When I read Christina Rossetti or her lyrical peers, I feel regret that the nineteenth century was such a poor one for English composers. The poets held up their end, supplying plenty of good material for English lieder, but no English equivalent of Debussy or Wolf appeared to take up the challenge.
The English folk tradition remained strong, though. If only I enjoyed it more. I have been greatly enjoying an updated offshoot, The Garden of Love – Songs of William Blake (2012) by the Martha Redbone Roots Project. Redbone skillfully selected and adapted a set of Blake poems, a mix of the Songs of Innocence, Songs of Experience, and some miscellaneous songs that resembled the Appalachian songs of her childhood, no longer exactly English but of course from the same source.
The entire album is available on Bandcamp. Please try “A Dream” or “The Poison Tree” if you want to hear just one.
Redbone is herself part Native-American, part African-American, and part folkie-American. Her settings blend the different sides of her background, although I really only hear the Native American elements in the background of “A Dream.” So two songs are a cappella, “I Rose Up at the Dawn of Day” becomes a spiritual (to an old tune, although I can’t identify it), some have more of an English folk flavor, while others are more American. Listeners with a strong allergy to folk will not be so happy, I guess. My allergy is mild, and I will always vote for less autoharp, but there is not so much of that here.
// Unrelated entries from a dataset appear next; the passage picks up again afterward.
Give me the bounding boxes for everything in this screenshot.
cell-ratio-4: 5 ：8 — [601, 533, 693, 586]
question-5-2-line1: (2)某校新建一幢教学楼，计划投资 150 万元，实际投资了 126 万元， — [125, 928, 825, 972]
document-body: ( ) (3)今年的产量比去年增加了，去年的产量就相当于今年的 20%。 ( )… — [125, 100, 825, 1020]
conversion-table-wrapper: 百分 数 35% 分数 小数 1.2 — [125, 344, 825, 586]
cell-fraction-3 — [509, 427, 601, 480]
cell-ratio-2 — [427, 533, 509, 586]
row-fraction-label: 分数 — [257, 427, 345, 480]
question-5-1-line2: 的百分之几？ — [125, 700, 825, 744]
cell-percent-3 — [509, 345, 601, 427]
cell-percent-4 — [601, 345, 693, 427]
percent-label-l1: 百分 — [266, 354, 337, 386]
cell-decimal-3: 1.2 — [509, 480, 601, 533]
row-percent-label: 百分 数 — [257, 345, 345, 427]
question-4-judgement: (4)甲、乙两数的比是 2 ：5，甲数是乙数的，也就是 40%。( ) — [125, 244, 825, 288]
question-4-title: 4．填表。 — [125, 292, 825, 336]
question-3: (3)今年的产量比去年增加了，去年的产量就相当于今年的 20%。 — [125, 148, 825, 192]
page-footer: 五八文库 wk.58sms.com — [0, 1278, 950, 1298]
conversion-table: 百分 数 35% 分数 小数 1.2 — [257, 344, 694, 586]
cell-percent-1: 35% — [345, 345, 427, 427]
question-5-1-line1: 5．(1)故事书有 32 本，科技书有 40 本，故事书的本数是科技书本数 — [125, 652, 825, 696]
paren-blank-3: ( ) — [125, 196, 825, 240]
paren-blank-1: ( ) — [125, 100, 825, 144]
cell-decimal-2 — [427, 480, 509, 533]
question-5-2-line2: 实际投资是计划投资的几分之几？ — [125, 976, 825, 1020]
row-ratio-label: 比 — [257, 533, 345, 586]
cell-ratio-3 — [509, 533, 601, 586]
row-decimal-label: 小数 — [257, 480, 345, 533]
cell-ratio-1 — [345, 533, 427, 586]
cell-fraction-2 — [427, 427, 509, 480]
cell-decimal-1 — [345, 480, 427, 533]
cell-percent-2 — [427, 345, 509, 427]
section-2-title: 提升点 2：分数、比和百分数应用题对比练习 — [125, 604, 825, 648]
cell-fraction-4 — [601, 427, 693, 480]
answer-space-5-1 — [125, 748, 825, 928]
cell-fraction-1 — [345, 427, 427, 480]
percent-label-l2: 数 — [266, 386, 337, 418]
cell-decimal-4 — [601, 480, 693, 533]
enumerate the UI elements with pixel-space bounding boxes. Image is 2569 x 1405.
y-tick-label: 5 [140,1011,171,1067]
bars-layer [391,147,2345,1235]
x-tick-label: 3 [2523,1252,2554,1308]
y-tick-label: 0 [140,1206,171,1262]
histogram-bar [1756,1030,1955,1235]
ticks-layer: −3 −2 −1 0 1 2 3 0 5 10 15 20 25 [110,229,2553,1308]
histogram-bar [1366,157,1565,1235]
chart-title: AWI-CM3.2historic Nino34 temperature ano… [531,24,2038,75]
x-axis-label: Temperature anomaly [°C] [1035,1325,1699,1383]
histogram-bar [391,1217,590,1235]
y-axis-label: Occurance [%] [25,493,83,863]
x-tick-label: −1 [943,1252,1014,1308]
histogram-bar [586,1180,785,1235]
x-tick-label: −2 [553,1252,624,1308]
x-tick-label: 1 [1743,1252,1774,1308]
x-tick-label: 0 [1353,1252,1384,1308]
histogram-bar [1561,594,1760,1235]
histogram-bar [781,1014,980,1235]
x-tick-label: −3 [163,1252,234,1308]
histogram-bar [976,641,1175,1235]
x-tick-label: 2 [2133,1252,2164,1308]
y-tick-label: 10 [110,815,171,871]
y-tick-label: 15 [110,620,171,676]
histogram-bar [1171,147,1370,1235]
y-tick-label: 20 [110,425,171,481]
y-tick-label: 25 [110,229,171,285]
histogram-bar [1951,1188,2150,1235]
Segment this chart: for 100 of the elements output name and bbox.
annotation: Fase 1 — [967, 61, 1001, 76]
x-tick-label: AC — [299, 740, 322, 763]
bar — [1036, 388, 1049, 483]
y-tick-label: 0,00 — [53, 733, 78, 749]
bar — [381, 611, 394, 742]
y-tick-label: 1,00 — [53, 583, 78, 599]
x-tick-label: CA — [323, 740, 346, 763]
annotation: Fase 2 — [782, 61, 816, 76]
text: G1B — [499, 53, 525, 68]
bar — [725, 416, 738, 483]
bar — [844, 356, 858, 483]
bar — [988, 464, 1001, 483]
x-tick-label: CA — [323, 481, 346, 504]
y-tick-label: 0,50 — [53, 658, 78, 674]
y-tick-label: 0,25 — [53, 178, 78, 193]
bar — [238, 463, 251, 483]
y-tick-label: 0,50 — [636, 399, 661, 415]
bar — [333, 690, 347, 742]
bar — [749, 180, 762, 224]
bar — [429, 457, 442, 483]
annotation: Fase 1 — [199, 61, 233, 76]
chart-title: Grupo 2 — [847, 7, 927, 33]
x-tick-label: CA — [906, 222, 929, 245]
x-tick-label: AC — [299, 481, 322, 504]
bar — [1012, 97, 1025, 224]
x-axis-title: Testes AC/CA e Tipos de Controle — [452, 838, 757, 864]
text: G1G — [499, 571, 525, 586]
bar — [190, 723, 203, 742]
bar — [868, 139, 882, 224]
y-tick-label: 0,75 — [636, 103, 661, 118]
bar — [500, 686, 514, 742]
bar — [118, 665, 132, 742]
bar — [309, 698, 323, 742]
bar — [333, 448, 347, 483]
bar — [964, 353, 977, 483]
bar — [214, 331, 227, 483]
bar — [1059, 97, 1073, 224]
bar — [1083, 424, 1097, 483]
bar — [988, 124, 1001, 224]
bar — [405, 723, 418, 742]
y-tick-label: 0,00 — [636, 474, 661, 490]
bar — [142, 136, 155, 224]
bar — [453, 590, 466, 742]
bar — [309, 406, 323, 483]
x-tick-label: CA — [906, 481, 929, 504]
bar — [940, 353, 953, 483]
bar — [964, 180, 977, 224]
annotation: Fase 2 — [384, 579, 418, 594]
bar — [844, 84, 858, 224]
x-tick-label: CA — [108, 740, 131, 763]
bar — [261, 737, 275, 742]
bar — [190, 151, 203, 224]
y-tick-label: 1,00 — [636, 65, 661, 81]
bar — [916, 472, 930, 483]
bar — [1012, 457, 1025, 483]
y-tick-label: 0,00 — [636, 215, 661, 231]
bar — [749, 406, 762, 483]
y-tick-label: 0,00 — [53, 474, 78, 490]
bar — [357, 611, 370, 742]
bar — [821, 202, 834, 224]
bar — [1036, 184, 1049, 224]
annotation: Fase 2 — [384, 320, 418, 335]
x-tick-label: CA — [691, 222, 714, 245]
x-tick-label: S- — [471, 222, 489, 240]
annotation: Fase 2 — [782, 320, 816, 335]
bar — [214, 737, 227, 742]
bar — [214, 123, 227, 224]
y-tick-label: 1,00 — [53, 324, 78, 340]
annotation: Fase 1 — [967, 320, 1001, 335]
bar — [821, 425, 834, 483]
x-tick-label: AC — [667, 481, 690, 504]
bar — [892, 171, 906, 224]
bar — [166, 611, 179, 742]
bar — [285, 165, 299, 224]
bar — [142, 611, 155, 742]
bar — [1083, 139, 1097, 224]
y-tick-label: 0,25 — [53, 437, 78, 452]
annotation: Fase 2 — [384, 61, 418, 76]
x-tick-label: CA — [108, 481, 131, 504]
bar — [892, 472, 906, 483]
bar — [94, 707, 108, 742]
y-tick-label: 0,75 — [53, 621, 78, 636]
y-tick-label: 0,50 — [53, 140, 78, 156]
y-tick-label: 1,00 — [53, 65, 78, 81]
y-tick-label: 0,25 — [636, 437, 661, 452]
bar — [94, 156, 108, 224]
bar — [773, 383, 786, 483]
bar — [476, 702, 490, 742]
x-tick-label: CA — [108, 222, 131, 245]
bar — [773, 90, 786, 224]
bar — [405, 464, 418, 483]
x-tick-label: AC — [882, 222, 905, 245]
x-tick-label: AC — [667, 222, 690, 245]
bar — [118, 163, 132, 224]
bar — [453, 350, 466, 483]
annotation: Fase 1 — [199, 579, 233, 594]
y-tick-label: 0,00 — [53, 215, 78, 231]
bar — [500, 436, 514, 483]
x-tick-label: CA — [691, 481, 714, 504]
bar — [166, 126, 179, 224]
Redbone’s singing is the highlight of the album, but she did an outstanding job of choosing texts. It all sounds so natural. For example, this is Redbone’s “The Garden of Love”:
I laid me down upon a bank
Where love lay sleeping
I heard among the rushes dank
Weeping Weeping
Then I went to the heath & the wild
To the thistles & thorns of the waste
And they told me how they were beguild
Driven out & compeld to be chaste
I went to the Garden of Love,
And saw what I never had seen;
A Chapel was built in the midst,
Where I used to play on the green.
And the gates of this Chapel were shut,
And ‘Thou shalt not’ writ over the door;
So I turned to the Garden of Love
That so many sweet flowers bore.
And I saw it was filled with graves,
And tombstones where flowers should be;
And Priests in black gowns were walking their rounds,
And binding with briars my joys & desires.
William Blake’s poem of the same title does not begin until the third stanza. The first two stanzas are from an entirely different Blake poem that now feels like it should be part of “Garden of Love.” Maybe it once was. I do not know the history of the text. Perhaps Redbone intuited (or researched) Blake’s edits.
For contrast, tryout Allen Ginsberg Sings William Blake (1970), available at UbuWeb, a run at Blake from an entirely different direction. Ginsberg wanted to capture or create the Dionysian Blake. Fauns dancing in the forest glade in the moonlight is the idea. Primeval musical chaos. The musicians (aside from creaky Ginsberg) are pros – Bob Dorough, Don Cherry, Elvin Jones! – so the cacophony is intentional. I will point to “Laughing Song” as one that gets especially close to the ecstatic state that was Ginsberg’s goal.
Both albums are legitimate, insightful interpretations of William Blake. Redbone’s is a lot less likely to clear the room, more likely to be played for pleasure.
The scan of "The Garden of Love" is from Wiki.